First and foremost, there are many types of blisters which can appear on the surface of your skin. Some of these are fever blisters, friction blisters and blood blisters. While fever blisters commonly affect the area of your mouth, chin, cheeks and nostrils, friction blisters, being the most frequent type, usually appear on hands or feet. Regardless of the type of the blister you are facing, you are probably wondering whether you should pop it or not. The lines below will shed some light on the matter.
Popping a Blister, Yes or No?
A blister is, basically, a protective layer of skin, covering the rest of the skin, keeping it safe from infections. Therefore, popping it is not a recommended step, since this action could open doors to infections. Thus, the best possible action to take is leaving the blister safe, in order for it to dry up naturally. This process may last for some time, but is, nevertheless, the best choice.

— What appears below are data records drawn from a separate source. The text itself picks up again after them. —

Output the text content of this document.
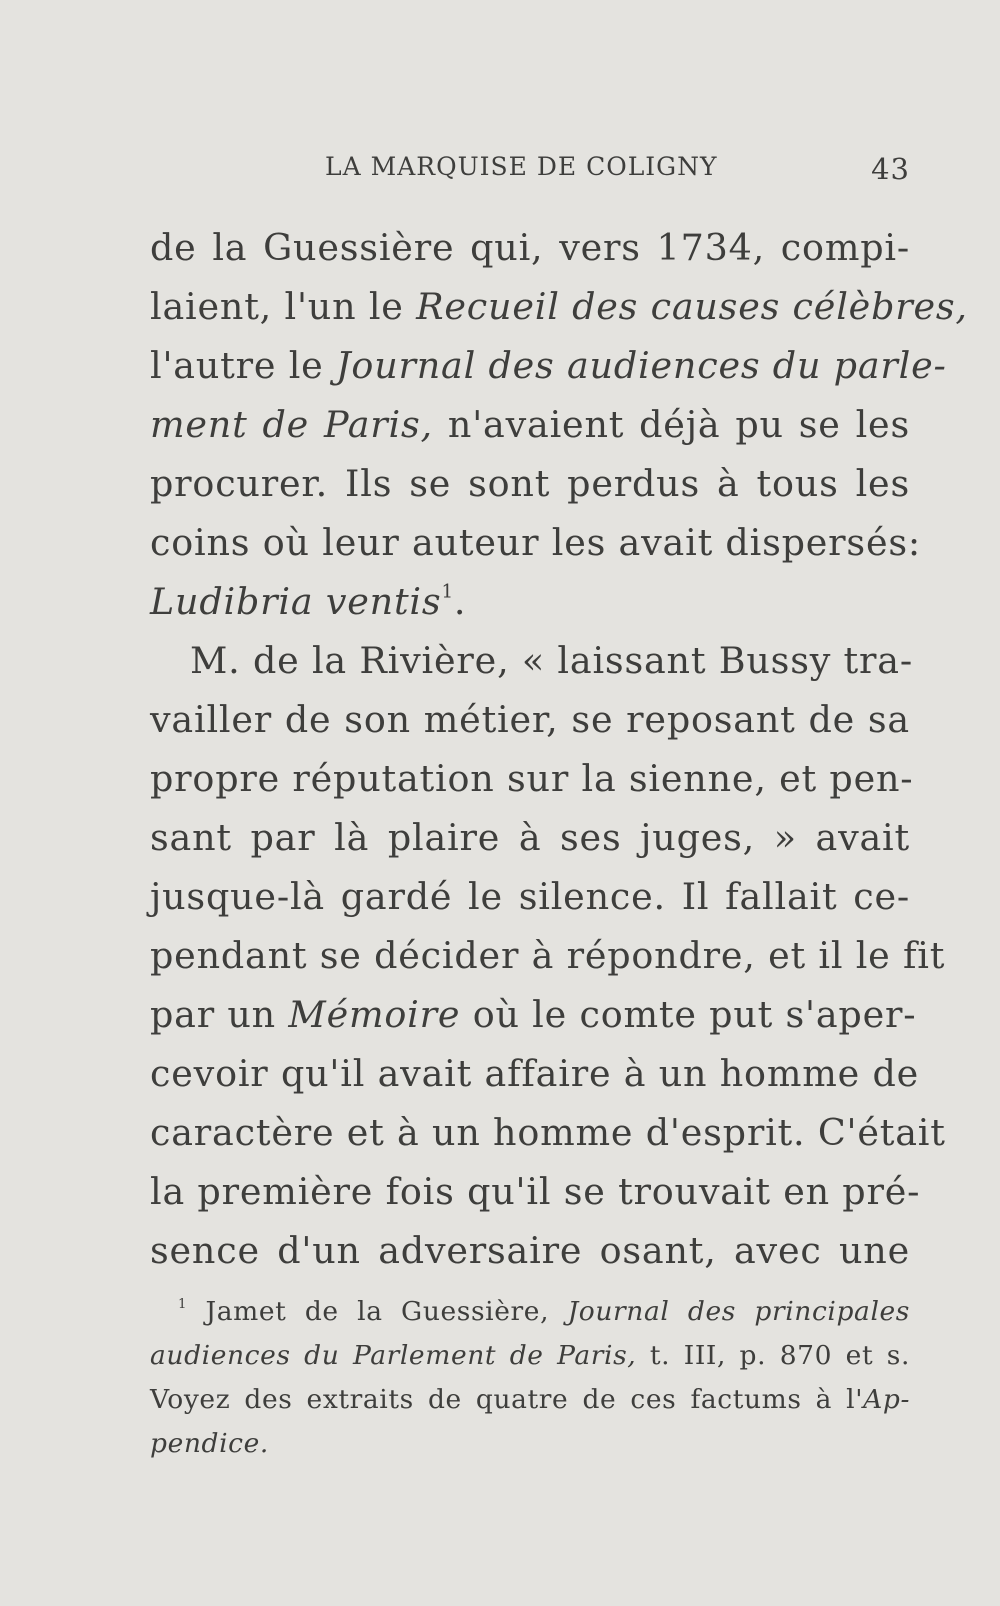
LA MARQUISE DE COLIGNY	43
de la Guessière qui, vers 1734, compi-
laient, l'un le Recueil des causes célèbres,
l'autre le Journal des audiences du parle-
ment de Paris, n'avaient déjà pu se les
procurer. Ils se sont perdus à tous les
coins où leur auteur les avait dispersés:
Ludibria ventis$^1$.
M. de la Rivière, « laissant Bussy tra-
vailler de son métier, se reposant de sa
propre réputation sur la sienne, et pen-
sant par là plaire à ses juges, » avait
jusque-là gardé le silence. Il fallait ce-
pendant se décider à répondre, et il le fit
par un Mémoire où le comte put s'aper-
cevoir qu'il avait affaire à un homme de
caractère et à un homme d'esprit. C'était
la première fois qu'il se trouvait en pré-
sence d'un adversaire osant, avec une
$^1$ Jamet de la Guessière, Journal des principales
audiences du Parlement de Paris, t. III, p. 870 et s.
Voyez des extraits de quatre de ces factums à l'Ap-
pendice.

Suffering from diabetes or some other disorders affecting your metabolism, put you in a situation where popping your blister is really not a good idea. If you are not sure how to protect yourself or what to do in these situations, ask your doctor for an opinion.
Once You Pop a Blister...
Basically, once the blister gets perforated, the skin covering it moves away, leaving the wound underneath vulnerable, the fluid leaks from the inside and the area gets prone to infections. So, if your blister gets popped, expect pain, redness, tenderness, swelling or warmth. Yet, if symptoms get out of hand, seek medical assistance.

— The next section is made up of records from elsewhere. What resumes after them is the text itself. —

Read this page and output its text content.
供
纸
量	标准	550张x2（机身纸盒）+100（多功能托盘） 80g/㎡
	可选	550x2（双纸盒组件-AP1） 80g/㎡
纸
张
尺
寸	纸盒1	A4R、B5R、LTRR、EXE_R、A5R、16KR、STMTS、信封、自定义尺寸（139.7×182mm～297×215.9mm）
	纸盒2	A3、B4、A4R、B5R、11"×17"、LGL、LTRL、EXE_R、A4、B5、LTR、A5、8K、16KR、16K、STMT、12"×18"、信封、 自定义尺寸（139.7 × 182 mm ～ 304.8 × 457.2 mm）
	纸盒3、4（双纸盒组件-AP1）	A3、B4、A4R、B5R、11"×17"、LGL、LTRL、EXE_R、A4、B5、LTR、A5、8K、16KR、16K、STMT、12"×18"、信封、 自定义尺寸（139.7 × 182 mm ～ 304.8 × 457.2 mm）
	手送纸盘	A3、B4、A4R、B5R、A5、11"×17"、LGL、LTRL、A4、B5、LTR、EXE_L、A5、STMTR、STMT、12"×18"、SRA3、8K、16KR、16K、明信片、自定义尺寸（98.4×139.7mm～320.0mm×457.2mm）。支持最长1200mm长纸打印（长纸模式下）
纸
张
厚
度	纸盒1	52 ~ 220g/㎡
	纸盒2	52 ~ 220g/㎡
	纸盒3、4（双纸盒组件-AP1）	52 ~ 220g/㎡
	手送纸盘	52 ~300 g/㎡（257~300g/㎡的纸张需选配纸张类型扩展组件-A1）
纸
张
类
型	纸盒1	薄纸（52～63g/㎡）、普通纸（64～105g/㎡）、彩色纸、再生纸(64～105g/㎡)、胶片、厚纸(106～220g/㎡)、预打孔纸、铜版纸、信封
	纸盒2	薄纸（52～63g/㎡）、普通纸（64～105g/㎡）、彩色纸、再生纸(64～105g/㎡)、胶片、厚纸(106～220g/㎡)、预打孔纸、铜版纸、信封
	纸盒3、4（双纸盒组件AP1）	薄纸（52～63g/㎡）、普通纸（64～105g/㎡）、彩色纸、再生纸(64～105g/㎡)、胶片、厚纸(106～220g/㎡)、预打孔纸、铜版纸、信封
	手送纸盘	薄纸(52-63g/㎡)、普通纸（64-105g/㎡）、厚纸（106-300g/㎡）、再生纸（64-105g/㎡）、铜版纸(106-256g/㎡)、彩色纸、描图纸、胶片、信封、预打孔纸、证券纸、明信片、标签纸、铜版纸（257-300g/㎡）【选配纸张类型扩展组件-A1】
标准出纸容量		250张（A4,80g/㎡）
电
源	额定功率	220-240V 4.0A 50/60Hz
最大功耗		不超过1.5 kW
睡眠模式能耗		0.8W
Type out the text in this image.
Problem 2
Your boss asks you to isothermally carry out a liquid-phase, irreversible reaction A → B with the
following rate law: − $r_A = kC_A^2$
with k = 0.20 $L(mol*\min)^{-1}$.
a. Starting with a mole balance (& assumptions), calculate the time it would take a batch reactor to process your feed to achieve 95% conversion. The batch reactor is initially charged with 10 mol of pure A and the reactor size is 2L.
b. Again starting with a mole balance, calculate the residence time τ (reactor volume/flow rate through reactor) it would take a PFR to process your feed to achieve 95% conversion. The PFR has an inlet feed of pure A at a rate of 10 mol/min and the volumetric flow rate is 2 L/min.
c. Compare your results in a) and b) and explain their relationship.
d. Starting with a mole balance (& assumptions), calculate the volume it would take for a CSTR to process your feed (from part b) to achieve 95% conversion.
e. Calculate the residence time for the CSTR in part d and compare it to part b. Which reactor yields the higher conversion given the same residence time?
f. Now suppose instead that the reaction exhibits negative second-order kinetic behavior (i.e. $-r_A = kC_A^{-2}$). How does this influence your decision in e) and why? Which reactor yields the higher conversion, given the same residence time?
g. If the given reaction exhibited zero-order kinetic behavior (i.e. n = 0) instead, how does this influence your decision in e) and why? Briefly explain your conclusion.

The fluid kept inside a blister creates excellent healing environment. Thus, once it leaks out, it allows dangerous microorganisms to reach the wound and trigger health problems. Additionally, when the fluid is gone, there is friction in the tender and sensitive area of the flesh, leading to complications and a prolonged healing process.
Treating Blisters at Home
Exposing blisters to cold will soothe the pain and discomfort. Ice compress or clothes soaked in cool water will do. Applying 10% tannic acid will promote healing, along with the application of aloe vera gel or juice, vitamin E or zinc. If you are worried about infections, apply garlic oil and keep the area safe. Witch hazel speeds up the healing process too.
Alternatively, you can mix a spoon of Epsom salt with a bowl of water, applying the mixture on the blister. Lemon balm, sage tea, mint extract, ginger tea are all great remedies as well.